同居していると、介護も日常の一部になりやすく、判断が難しいところです。
同居=自動的に寄与分、ではない
まず大切なポイントは、「同居していた=必ず寄与分になる」わけではないという点です。
法律上は、
・単なる同居なのか
・介護や身の回りの世話まで担っていたのか
・他の兄弟では代わりがきかない状況だったのか
といった点が見られます。
生活の延長か、特別な負担か
同居していると、食事の準備、掃除や洗濯、病院の付き添いなどが「生活の延長」として見られることもあります。一方で、
・仕事を調整して介護を優先していた
・夜間の見守りが必要だった
・介護サービスでは足りない部分を担っていた
こうした事情があると、「特別な貢献」と評価されやすくなります。
「同居してたんだから楽だったでしょ?」
相続の場面では、「同居してたんだから、むしろ楽だったんじゃない?」と言われてしまうこともあります。でも実際には、同居だからこそ休めなかった。

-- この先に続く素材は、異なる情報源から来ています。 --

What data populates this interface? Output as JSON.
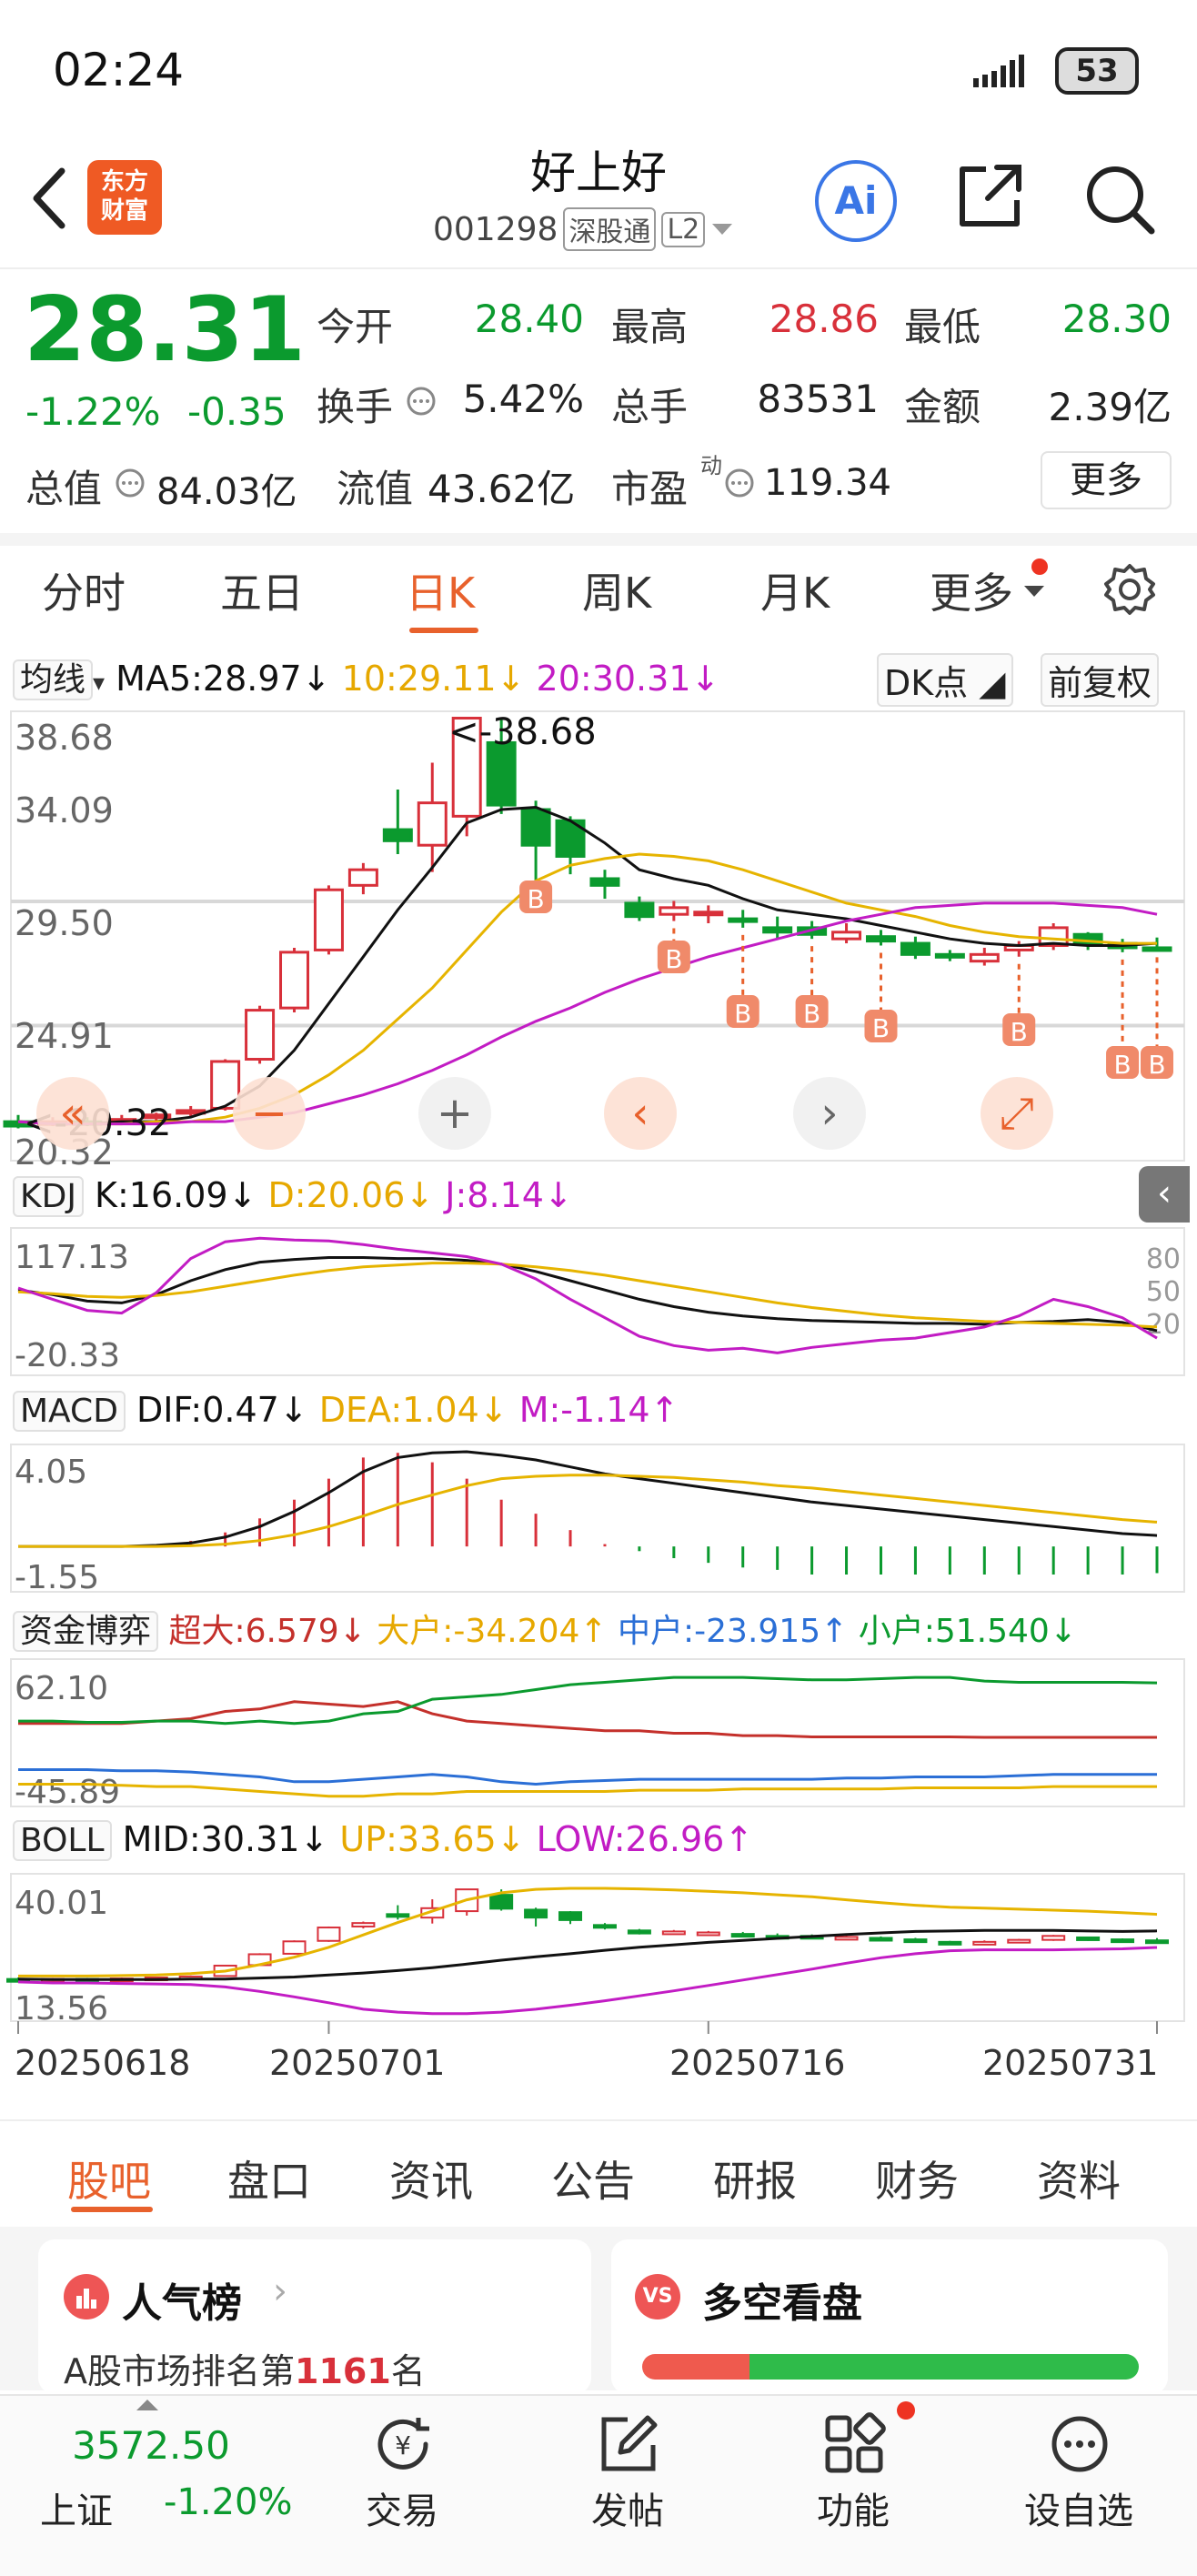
{
  "status_bar": {
    "time": "02:24",
    "battery": "53"
  },
  "header": {
    "logo_text_1": "东方",
    "logo_text_2": "财富",
    "stock_name": "好上好",
    "stock_code": "001298",
    "exchange_tag": "深股通",
    "level_tag": "L2",
    "ai_label": "Ai"
  },
  "quote": {
    "price": "28.31",
    "change_pct": "-1.22%",
    "change": "-0.35",
    "fields": [
      {
        "label": "今开",
        "value": "28.40"
      },
      {
        "label": "最高",
        "value": "28.86"
      },
      {
        "label": "最低",
        "value": "28.30"
      },
      {
        "label": "换手",
        "value": "5.42%"
      },
      {
        "label": "总手",
        "value": "83531"
      },
      {
        "label": "金额",
        "value": "2.39亿"
      },
      {
        "label": "总值",
        "value": "84.03亿"
      },
      {
        "label": "流值",
        "value": "43.62亿"
      },
      {
        "label": "市盈",
        "value": "119.34"
      }
    ],
    "pe_superscript": "动",
    "more_label": "更多"
  },
  "period_tabs": [
    "分时",
    "五日",
    "日K",
    "周K",
    "月K",
    "更多"
  ],
  "colors": {
    "up": "#d8303a",
    "down": "#0b9a2e",
    "accent": "#e8612c",
    "ma5": "#111111",
    "ma10": "#e6a800",
    "ma20": "#c21cc4"
  },
  "chart_data": [
    {
      "type": "line",
      "title": "日K",
      "dates": [
        "20250618",
        "20250701",
        "20250716",
        "20250731"
      ],
      "price_axis": [
        "38.68",
        "34.09",
        "29.50",
        "24.91",
        "20.32"
      ],
      "high_label": "38.68",
      "low_label": "20.32",
      "candles": [
        {
          "o": 20.6,
          "c": 20.4,
          "h": 20.9,
          "l": 20.3
        },
        {
          "o": 20.5,
          "c": 20.6,
          "h": 20.8,
          "l": 20.4
        },
        {
          "o": 20.6,
          "c": 20.5,
          "h": 20.8,
          "l": 20.4
        },
        {
          "o": 20.6,
          "c": 20.7,
          "h": 20.9,
          "l": 20.5
        },
        {
          "o": 20.8,
          "c": 20.9,
          "h": 21.0,
          "l": 20.6
        },
        {
          "o": 21.0,
          "c": 21.1,
          "h": 21.3,
          "l": 20.8
        },
        {
          "o": 21.2,
          "c": 23.3,
          "h": 23.4,
          "l": 21.1
        },
        {
          "o": 23.4,
          "c": 25.6,
          "h": 25.8,
          "l": 23.2
        },
        {
          "o": 25.7,
          "c": 28.2,
          "h": 28.4,
          "l": 25.5
        },
        {
          "o": 28.3,
          "c": 31.0,
          "h": 31.2,
          "l": 28.1
        },
        {
          "o": 31.2,
          "c": 31.9,
          "h": 32.2,
          "l": 30.8
        },
        {
          "o": 33.7,
          "c": 33.2,
          "h": 35.5,
          "l": 32.6
        },
        {
          "o": 33.0,
          "c": 34.9,
          "h": 36.7,
          "l": 31.8
        },
        {
          "o": 34.3,
          "c": 38.7,
          "h": 38.7,
          "l": 33.4
        },
        {
          "o": 37.6,
          "c": 34.8,
          "h": 38.7,
          "l": 34.4
        },
        {
          "o": 34.6,
          "c": 33.0,
          "h": 35.0,
          "l": 31.2
        },
        {
          "o": 34.1,
          "c": 32.5,
          "h": 34.3,
          "l": 31.7
        },
        {
          "o": 31.5,
          "c": 31.2,
          "h": 31.9,
          "l": 30.6
        },
        {
          "o": 30.4,
          "c": 29.8,
          "h": 30.7,
          "l": 29.6
        },
        {
          "o": 29.9,
          "c": 30.2,
          "h": 30.5,
          "l": 29.6
        },
        {
          "o": 30.0,
          "c": 30.0,
          "h": 30.3,
          "l": 29.5
        },
        {
          "o": 29.7,
          "c": 29.6,
          "h": 30.1,
          "l": 29.3
        },
        {
          "o": 29.3,
          "c": 29.1,
          "h": 29.8,
          "l": 28.8
        },
        {
          "o": 29.3,
          "c": 29.0,
          "h": 29.6,
          "l": 28.8
        },
        {
          "o": 28.8,
          "c": 29.1,
          "h": 29.5,
          "l": 28.6
        },
        {
          "o": 28.9,
          "c": 28.7,
          "h": 29.2,
          "l": 28.5
        },
        {
          "o": 28.6,
          "c": 28.1,
          "h": 28.9,
          "l": 27.9
        },
        {
          "o": 28.1,
          "c": 28.0,
          "h": 28.3,
          "l": 27.8
        },
        {
          "o": 27.8,
          "c": 28.1,
          "h": 28.4,
          "l": 27.6
        },
        {
          "o": 28.3,
          "c": 28.5,
          "h": 28.7,
          "l": 28.0
        },
        {
          "o": 28.5,
          "c": 29.3,
          "h": 29.5,
          "l": 28.3
        },
        {
          "o": 29.0,
          "c": 28.6,
          "h": 29.1,
          "l": 28.3
        },
        {
          "o": 28.6,
          "c": 28.4,
          "h": 28.8,
          "l": 28.2
        },
        {
          "o": 28.4,
          "c": 28.31,
          "h": 28.86,
          "l": 28.3
        }
      ],
      "ma": {
        "ma5": [
          20.6,
          20.5,
          20.5,
          20.6,
          20.6,
          20.8,
          21.3,
          22.2,
          23.8,
          25.9,
          28.0,
          30.1,
          32.0,
          34.0,
          34.6,
          34.7,
          34.1,
          33.1,
          31.9,
          31.5,
          31.2,
          30.6,
          30.1,
          29.9,
          29.7,
          29.4,
          29.1,
          28.8,
          28.6,
          28.5,
          28.6,
          28.5,
          28.5,
          28.6
        ],
        "ma10": [
          20.6,
          20.5,
          20.5,
          20.5,
          20.6,
          20.6,
          20.8,
          21.2,
          21.8,
          22.7,
          23.8,
          25.2,
          26.6,
          28.3,
          30.0,
          31.4,
          32.1,
          32.4,
          32.6,
          32.5,
          32.3,
          31.9,
          31.4,
          30.9,
          30.4,
          30.1,
          29.8,
          29.4,
          29.1,
          28.9,
          28.8,
          28.7,
          28.6,
          28.6
        ],
        "ma20": [
          20.6,
          20.5,
          20.5,
          20.5,
          20.5,
          20.6,
          20.6,
          20.8,
          21.0,
          21.4,
          21.8,
          22.3,
          22.9,
          23.6,
          24.4,
          25.1,
          25.7,
          26.4,
          27.0,
          27.5,
          28.0,
          28.4,
          28.8,
          29.2,
          29.6,
          29.9,
          30.2,
          30.3,
          30.4,
          30.4,
          30.4,
          30.3,
          30.2,
          29.9
        ]
      },
      "legend": {
        "ma5": "MA5:28.97",
        "ma10": "10:29.11",
        "ma20": "20:30.31"
      },
      "ma_selector": "均线",
      "dk_label": "DK点",
      "adjust_label": "前复权",
      "b_markers": [
        15,
        19,
        21,
        23,
        25,
        29,
        32,
        33
      ],
      "b_label": "B"
    },
    {
      "type": "line",
      "title": "KDJ",
      "axis": [
        "117.13",
        "-20.33"
      ],
      "ref_levels": [
        "80",
        "50",
        "20"
      ],
      "legend": {
        "k": "K:16.09",
        "d": "D:20.06",
        "j": "J:8.14"
      },
      "k": [
        60,
        55,
        48,
        46,
        55,
        70,
        82,
        90,
        93,
        95,
        95,
        94,
        94,
        92,
        88,
        80,
        70,
        60,
        50,
        42,
        36,
        32,
        29,
        27,
        26,
        25,
        24,
        24,
        23,
        25,
        26,
        28,
        25,
        16
      ],
      "d": [
        58,
        56,
        53,
        52,
        54,
        58,
        64,
        70,
        76,
        81,
        85,
        87,
        89,
        89,
        88,
        85,
        81,
        76,
        70,
        64,
        58,
        52,
        46,
        41,
        37,
        33,
        30,
        28,
        26,
        25,
        24,
        23,
        22,
        20
      ],
      "j": [
        62,
        50,
        38,
        35,
        57,
        94,
        112,
        116,
        114,
        113,
        109,
        104,
        100,
        96,
        88,
        72,
        50,
        30,
        10,
        0,
        -5,
        -3,
        -8,
        -2,
        2,
        6,
        8,
        14,
        20,
        32,
        50,
        42,
        30,
        8
      ]
    },
    {
      "type": "bar",
      "title": "MACD",
      "axis": [
        "4.05",
        "-1.55"
      ],
      "legend": {
        "dif": "DIF:0.47",
        "dea": "DEA:1.04",
        "m": "M:-1.14"
      },
      "dif": [
        0,
        0,
        0,
        0,
        0.05,
        0.15,
        0.4,
        0.85,
        1.5,
        2.3,
        3.2,
        3.8,
        4.0,
        4.05,
        3.9,
        3.7,
        3.4,
        3.1,
        2.9,
        2.7,
        2.5,
        2.3,
        2.1,
        1.9,
        1.75,
        1.6,
        1.45,
        1.3,
        1.15,
        1.0,
        0.85,
        0.7,
        0.55,
        0.47
      ],
      "dea": [
        0,
        0,
        0,
        0,
        0,
        0.03,
        0.1,
        0.25,
        0.5,
        0.85,
        1.3,
        1.8,
        2.2,
        2.6,
        2.9,
        3.0,
        3.05,
        3.05,
        3.0,
        2.95,
        2.85,
        2.75,
        2.6,
        2.5,
        2.35,
        2.2,
        2.05,
        1.9,
        1.75,
        1.6,
        1.45,
        1.3,
        1.15,
        1.04
      ],
      "m": [
        0,
        0,
        0,
        0,
        0.1,
        0.24,
        0.6,
        1.2,
        2.0,
        2.9,
        3.8,
        4.0,
        3.6,
        2.9,
        2.0,
        1.4,
        0.7,
        0.1,
        -0.2,
        -0.5,
        -0.7,
        -0.9,
        -1.0,
        -1.2,
        -1.2,
        -1.2,
        -1.2,
        -1.2,
        -1.2,
        -1.2,
        -1.2,
        -1.2,
        -1.2,
        -1.14
      ]
    },
    {
      "type": "line",
      "title": "资金博弈",
      "axis": [
        "62.10",
        "-45.89"
      ],
      "legend": {
        "super": "超大:6.579",
        "big": "大户:-34.204",
        "mid": "中户:-23.915",
        "small": "小户:51.540"
      },
      "super": [
        18,
        18,
        18,
        18,
        20,
        22,
        28,
        30,
        36,
        34,
        32,
        36,
        26,
        20,
        18,
        16,
        14,
        12,
        12,
        10,
        10,
        8,
        8,
        7,
        7,
        7,
        7,
        7,
        6.6,
        6.6,
        6.6,
        6.6,
        6.6,
        6.6
      ],
      "big": [
        -32,
        -32,
        -32,
        -33,
        -34,
        -34,
        -36,
        -38,
        -40,
        -42,
        -42,
        -40,
        -40,
        -38,
        -38,
        -38,
        -38,
        -38,
        -37,
        -37,
        -37,
        -36,
        -36,
        -36,
        -36,
        -36,
        -35,
        -35,
        -35,
        -35,
        -34,
        -34,
        -34,
        -34
      ],
      "mid": [
        -20,
        -20,
        -20,
        -21,
        -21,
        -22,
        -24,
        -26,
        -30,
        -30,
        -28,
        -26,
        -24,
        -26,
        -30,
        -32,
        -30,
        -29,
        -28,
        -28,
        -28,
        -28,
        -28,
        -28,
        -27,
        -27,
        -26,
        -26,
        -26,
        -25,
        -24,
        -24,
        -24,
        -24
      ],
      "small": [
        20,
        20,
        19,
        19,
        20,
        20,
        18,
        20,
        18,
        20,
        26,
        28,
        38,
        40,
        42,
        46,
        50,
        52,
        54,
        56,
        56,
        56,
        55,
        54,
        54,
        55,
        56,
        56,
        53,
        52,
        52,
        52,
        52,
        51.5
      ]
    },
    {
      "type": "line",
      "title": "BOLL",
      "axis": [
        "40.01",
        "13.56"
      ],
      "legend": {
        "mid": "MID:30.31",
        "up": "UP:33.65",
        "low": "LOW:26.96"
      },
      "mid": [
        20.6,
        20.5,
        20.5,
        20.5,
        20.5,
        20.6,
        20.6,
        20.8,
        21.0,
        21.4,
        21.8,
        22.3,
        22.9,
        23.6,
        24.4,
        25.1,
        25.7,
        26.4,
        27.0,
        27.5,
        28.0,
        28.4,
        28.8,
        29.2,
        29.6,
        29.9,
        30.2,
        30.3,
        30.4,
        30.4,
        30.4,
        30.3,
        30.2,
        30.31
      ],
      "up": [
        21.2,
        21.2,
        21.2,
        21.3,
        21.4,
        21.7,
        22.2,
        23.5,
        25.0,
        27.0,
        29.5,
        32.0,
        34.3,
        36.6,
        38.0,
        38.7,
        38.9,
        38.9,
        38.8,
        38.6,
        38.3,
        38.0,
        37.6,
        37.2,
        36.6,
        36.0,
        35.5,
        35.1,
        34.9,
        34.7,
        34.5,
        34.3,
        34.0,
        33.65
      ],
      "low": [
        20.0,
        19.8,
        19.8,
        19.7,
        19.6,
        19.5,
        19.0,
        18.1,
        17.0,
        15.8,
        14.5,
        13.9,
        13.6,
        13.6,
        13.9,
        14.5,
        15.3,
        16.2,
        17.2,
        18.2,
        19.3,
        20.4,
        21.5,
        22.6,
        23.8,
        24.9,
        25.7,
        26.3,
        26.5,
        26.5,
        26.5,
        26.6,
        26.7,
        26.96
      ]
    }
  ],
  "sub_tabs": [
    "股吧",
    "盘口",
    "资讯",
    "公告",
    "研报",
    "财务",
    "资料"
  ],
  "cards": {
    "rank_title": "人气榜",
    "rank_text_prefix": "A股市场排名第",
    "rank_number": "1161",
    "rank_suffix": "名",
    "vs_title": "多空看盘",
    "vs_icon": "VS",
    "bull_ratio": 0.216
  },
  "bottom_nav": {
    "index_value": "3572.50",
    "index_name": "上证",
    "index_change": "-1.20%",
    "items": [
      "交易",
      "发帖",
      "功能",
      "设自选"
    ]
  }
}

距離が近い分、精神的な負担が大きかった。というケースも少なくありません。
判断のカギは中身
寄与分で見られるのは、同居していたかどうかより、どんな関わり方をしていたかです。介護の内容や期間、負担の重さを、感情ではなく「事実」として整理することが大切です。
あいおい事務所からひとこと
同居と寄与分は、線引きがとても難しいテーマです。だからこそ、「これは言っていいのかな?」「主張すると角が立たないかな?」と悩まれる方も多いです。
あいおい事務所では、無理に主張を勧めることはありません。
状況を整理したうえで、どう進めるのが一番よいかを一緒に考えています。